I have a Laravel 5.3 project. I need to import and parse a pretty large (1.6M lines) text file.

I am having memory resource issues. I think at some point, I need to use chunk but am having trouble getting the file loaded to do so.

Here is what I am trying;

    if(Input::hasFile('file')){
        $path = Input::file('file')->getRealPath(); //assign file from input
        $data = file($path); //load the file
        $data->chunk(100, function ($content) { //parse it 100 lines at a time
            foreach ($content as $line) {
                //use $line
            }
        });
    }

I understand that file() will return an array vs. File::get() which will return a string.

I have increased my php.ini upload and memory limits to be able to handle the file size but am running into this error;

Allowed memory size of 524288000 bytes exhausted (tried to allocate 4096 bytes)
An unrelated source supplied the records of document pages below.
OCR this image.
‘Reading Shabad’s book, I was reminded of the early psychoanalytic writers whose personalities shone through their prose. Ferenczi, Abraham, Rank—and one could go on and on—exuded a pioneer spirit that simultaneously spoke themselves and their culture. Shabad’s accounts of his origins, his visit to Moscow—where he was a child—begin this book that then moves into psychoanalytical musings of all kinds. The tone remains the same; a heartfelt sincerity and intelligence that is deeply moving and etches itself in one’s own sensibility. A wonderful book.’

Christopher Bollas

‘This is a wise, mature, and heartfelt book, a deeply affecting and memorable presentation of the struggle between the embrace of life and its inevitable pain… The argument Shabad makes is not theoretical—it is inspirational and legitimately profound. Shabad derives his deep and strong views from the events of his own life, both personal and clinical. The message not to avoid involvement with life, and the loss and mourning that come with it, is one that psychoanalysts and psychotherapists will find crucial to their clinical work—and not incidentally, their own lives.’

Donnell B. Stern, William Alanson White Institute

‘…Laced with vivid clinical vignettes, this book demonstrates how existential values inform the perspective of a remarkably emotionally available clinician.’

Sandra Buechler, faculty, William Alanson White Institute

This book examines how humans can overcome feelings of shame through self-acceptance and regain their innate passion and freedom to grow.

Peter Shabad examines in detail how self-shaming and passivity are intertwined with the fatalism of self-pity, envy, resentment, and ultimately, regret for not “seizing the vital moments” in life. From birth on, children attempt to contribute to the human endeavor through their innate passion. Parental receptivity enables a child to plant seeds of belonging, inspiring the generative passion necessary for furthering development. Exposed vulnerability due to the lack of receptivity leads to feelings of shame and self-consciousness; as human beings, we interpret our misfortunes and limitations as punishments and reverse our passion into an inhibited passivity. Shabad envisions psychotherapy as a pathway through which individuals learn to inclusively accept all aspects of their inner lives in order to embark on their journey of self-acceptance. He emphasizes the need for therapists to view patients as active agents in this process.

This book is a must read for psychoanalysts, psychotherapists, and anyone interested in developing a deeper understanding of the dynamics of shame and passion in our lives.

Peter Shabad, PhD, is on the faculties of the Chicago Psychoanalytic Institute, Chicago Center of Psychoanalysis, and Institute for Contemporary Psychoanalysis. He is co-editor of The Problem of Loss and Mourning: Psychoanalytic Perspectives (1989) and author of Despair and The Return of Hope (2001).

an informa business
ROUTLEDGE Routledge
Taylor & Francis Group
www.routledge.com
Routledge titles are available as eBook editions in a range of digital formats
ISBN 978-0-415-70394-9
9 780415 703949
This is occurring at the line;

$data = file($path);

What am I missing? And/or is this the most ideal way to do this?

Thanks!

RushVan
  • 363
  • 4
  • 20
  • 1
    `file($path)` is going to load the entire file into memory, that's your main issue. Use fgets instead to read the file one line at a time. – Devon Bessemer Jun 12 '18 at 15:24
  • Devon, you were right. If you submit as an answer, I'll give you the credit. – RushVan Jun 12 '18 at 17:33
  • So now that it is running, what's the best practice to stop it from timing out? I can extend the max execution time but is there a more delicate way? – RushVan Jun 12 '18 at 17:34

2 Answers2

1

As mentioned, file() reads the entire file into an array, in this case 1.6 million elements. I doubt that is possible. You can read each line one by one overwriting the previous one:

$fh = fopen($path "r");
if($fh) {
    while(($line = fgets($fh)) !== false) {
        //use $line
    }
}

The only way to keep it from timing out is to set the maximum execution time:

set_time_limit(0);
AbraCadaver
  • 78,200
  • 7
  • 66
  • 87
0

If file is too large, you need split your file without php, you can use exec command safely, if you want use just with php interpreter, you need many memory and it need long time, linux commands save your time for each run.

exec('split -C 20m --numeric-suffixes input_filename output_prefix');

After that you may use Directory Iterator and read each file.

Regards

Kenan Duman
  • 154
  • 1
  • 5